I started this blog after the celebration wore off from the wedding. We needed a detox and wanted to get healthy, so I decided to start a blog to keep me honest. I had been following Mark Sisson's 80/20 principle for years, but the preceding events meant that my 20% was actually more like 45. Having this blog acting as someone to answer to, let me stay true to the principles I had adopted and keep me honest. I also wanted to become a better writer, and the blog was a way to vent. I won't go into any more of the story since it's all in the blog already, but life has been on a steady upswing ever since we got married. I have a great job, a beautiful wife who happens to be the mother of our beautiful little girl, and I happened to have lost a total of 40Lbs while adding significant muscle and strength. 35 have been in the last 18 months, as I put on sympathy weight during the pregnancy. I am faster, stronger, leaner, fitter, and I keep blasting through goals. I look at where I was, and what I know now. I wish the information available now was around when I was stuck in the fitness magazines. I want to go back in time to tell past me to wise up, so I never got int the fat mess I was in.

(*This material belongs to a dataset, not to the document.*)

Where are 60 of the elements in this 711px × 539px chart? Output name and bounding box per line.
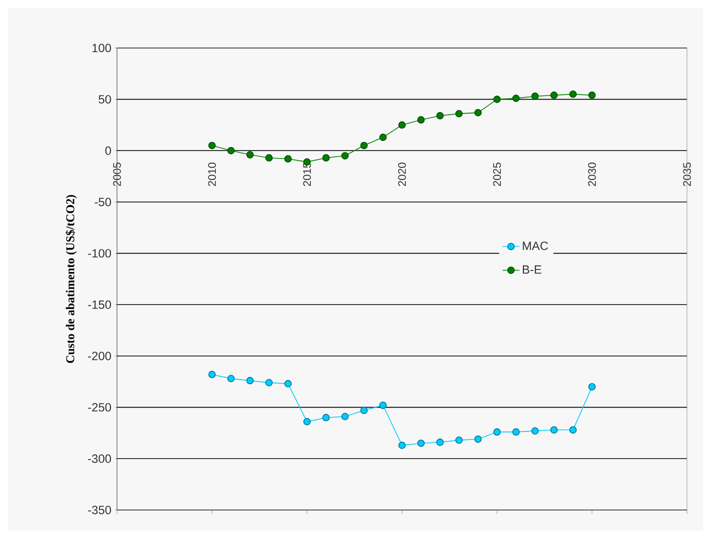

I started following Paleo Template over 4 years ago, and have been more strict for a year. I started Fasting regularly, and keep holding experiments of 1. I have read volumes of information through books, website, blogs, papers, and forum posts. People are changing their lives by eating real food, and the message is getting louder everyday.
Here is a comparison of me Then:
I'll keep experimenting, and working hard on my goals. I'll keep everyone up to date on this blog.
Paleo works, even when you don't have a lot to lose. I'm healthier, stronger, fitter, and leaner. I went from 220Lbs. to 185Lbs over the course of the last 18 months, and I keep seeing ways to improve. I'm not finished, so I won't post an "After" shot until I feel I hit it.